Well, Jonesie and I are going to buy dirt this spring. It's kind of a rite of passage for us. We've never lived anywhere long enough to sink into the terra infirma until now. 

Sinking is what you do here instead of putting down roots or settling in. Settling in sounds comfortable, like you're adjusting to your new life. It's hard to adjust to the idea of a couple of inches margin of error between you and getting wet. It's a bit unsettling when the water laps against your door jamb during a summer rain storm and you have tide debris on your lawn. (In a further ironic twist, our roots don't sink or head down .They run along the top of the ground and try to tip over our house and ripple our sidewalks.)

We buy dirt in a mostly futile effort to stay higher than the street--which is also sinking. What I'd like to know (I think) is, are we sinking faster than the street? And if we are, how do we stop?

The other reason we are buying dirt is so that we can Landscape. Lately Jonesie has become dissatisfied with our Natural Wildlife Habitat approach to landscaping. It hasn't gotten us very far with the Yard of the Month judge.

The first thing to go was our killer ivy bushes. I liked the ivy. I felt safe knowing that I had body piercing ivy guarding my doors and windows. It would have been better if our ivy knew how to tell friend from foe, though, which is why I finally agreed that the ivy had to go. (The punctures are healing nicely. Thanks for the first aid tips.)

We also took down a couple of trees, foiling their plan to topple into the middle of our house when the next hurricane comes through. So now our yard looks post apocalyptic. Jonesie assures me that destruction is a crucial step in creation and we will have order, once he recovers from the destruction phase. And buys dirt.

I suggested we take a productive approach to our landscaping by planting rice or some other aquatic vegetation. It's very painful to watch our plants drown. But Jonesie says we need to go traditional if we want to win Yard of the Week.
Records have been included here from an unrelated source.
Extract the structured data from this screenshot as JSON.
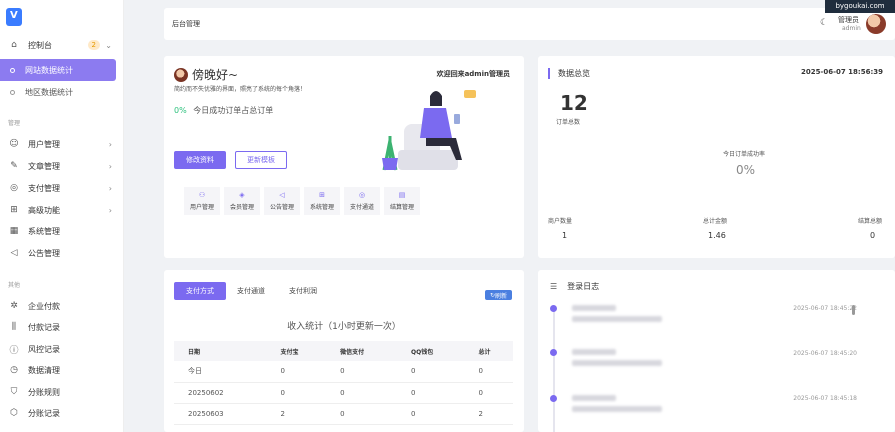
{
  "sidebar": {
    "dashboard": {
      "label": "控制台",
      "badge": "2"
    },
    "sub": [
      {
        "label": "网站数据统计",
        "active": true
      },
      {
        "label": "地区数据统计",
        "active": false
      }
    ],
    "section_manage": "管理",
    "manage_items": [
      {
        "label": "用户管理",
        "icon": "users-icon",
        "chevron": true
      },
      {
        "label": "文章管理",
        "icon": "edit-icon",
        "chevron": true
      },
      {
        "label": "支付管理",
        "icon": "check-circle-icon",
        "chevron": true
      },
      {
        "label": "高级功能",
        "icon": "grid-icon",
        "chevron": true
      },
      {
        "label": "系统管理",
        "icon": "apps-icon",
        "chevron": false
      },
      {
        "label": "公告管理",
        "icon": "speaker-icon",
        "chevron": false
      }
    ],
    "section_other": "其他",
    "other_items": [
      {
        "label": "企业付款",
        "icon": "settings-icon"
      },
      {
        "label": "付款记录",
        "icon": "sliders-icon"
      },
      {
        "label": "风控记录",
        "icon": "alert-icon"
      },
      {
        "label": "数据清理",
        "icon": "clock-icon"
      },
      {
        "label": "分账规则",
        "icon": "shield-icon"
      },
      {
        "label": "分账记录",
        "icon": "cube-icon"
      }
    ]
  },
  "header": {
    "title": "后台管理",
    "role": "管理员",
    "username": "admin",
    "watermark": "bygoukai.com"
  },
  "welcome": {
    "greeting": "傍晚好~",
    "subtitle": "简约而不失优雅的界面，照亮了系统的每个角落！",
    "right_text": "欢迎回来admin管理员",
    "percent": "0%",
    "percent_text": "今日成功订单占总订单",
    "btn_edit": "修改资料",
    "btn_template": "更新模板",
    "quick": [
      {
        "label": "用户管理",
        "icon": "user-icon"
      },
      {
        "label": "会员管理",
        "icon": "diamond-icon"
      },
      {
        "label": "公告管理",
        "icon": "speaker-icon"
      },
      {
        "label": "系统管理",
        "icon": "grid-icon"
      },
      {
        "label": "支付通道",
        "icon": "check-icon"
      },
      {
        "label": "结算管理",
        "icon": "doc-icon"
      }
    ]
  },
  "stats": {
    "title": "数据总览",
    "datetime": "2025-06-07 18:56:39",
    "orders_total": "12",
    "orders_total_label": "订单总数",
    "rate_label": "今日订单成功率",
    "rate_value": "0%",
    "items": [
      {
        "label": "商户数量",
        "value": "1"
      },
      {
        "label": "总计金额",
        "value": "1.46"
      },
      {
        "label": "结算总额",
        "value": "0"
      }
    ]
  },
  "payments": {
    "tabs": [
      "支付方式",
      "支付通道",
      "支付利润"
    ],
    "refresh_label": "刷新",
    "subtitle": "收入统计（1小时更新一次）",
    "columns": [
      "日期",
      "支付宝",
      "微信支付",
      "QQ钱包",
      "总计"
    ],
    "rows": [
      [
        "今日",
        "0",
        "0",
        "0",
        "0"
      ],
      [
        "20250602",
        "0",
        "0",
        "0",
        "0"
      ],
      [
        "20250603",
        "2",
        "0",
        "0",
        "2"
      ],
      [
        "20250604",
        "0",
        "0",
        "0",
        "0"
      ]
    ]
  },
  "logs": {
    "title": "登录日志",
    "entries": [
      {
        "time": "2025-06-07 18:45:22"
      },
      {
        "time": "2025-06-07 18:45:20"
      },
      {
        "time": "2025-06-07 18:45:18"
      }
    ]
  }
}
For me, "traditional" is Wyoming rocks, sagebrush and dirt, but getting rocks here is a major problem, since they have to be imported. Sagebrush wouldn't do well here, either. Too much water. Jonesie wants to go traditional New Orleans style, only without the cement statues and birdbaths. We don't want to become a mosquito habitat.

The really big question is, can a couple of gomers from Wyoming find real happiness in a yard that is lush and verdant? Will they even be able to control it? Some friends of ours (also from Wyoming) made the mistake of planting a couple of watermelons in their backyard. Those melons were worse than two rabbits. The plants not only took over their yeard and covered the back of their house with vines, but they also invaded their neighbors yards. They finally just moved to get away from them. Didn't get any melons either. Those plants knew our friends were verdant impaired.

That's why I suspect that we will slowly, inexorably sink into the earth, surrounded by our wildly flowering paradise, while secretly longing for some red rock andn a dusty looking evergreen bush?

love,

pj

P.S. We didn't win Yard of the Week. We got beat out by a guy with an inscribed bench. Go figure.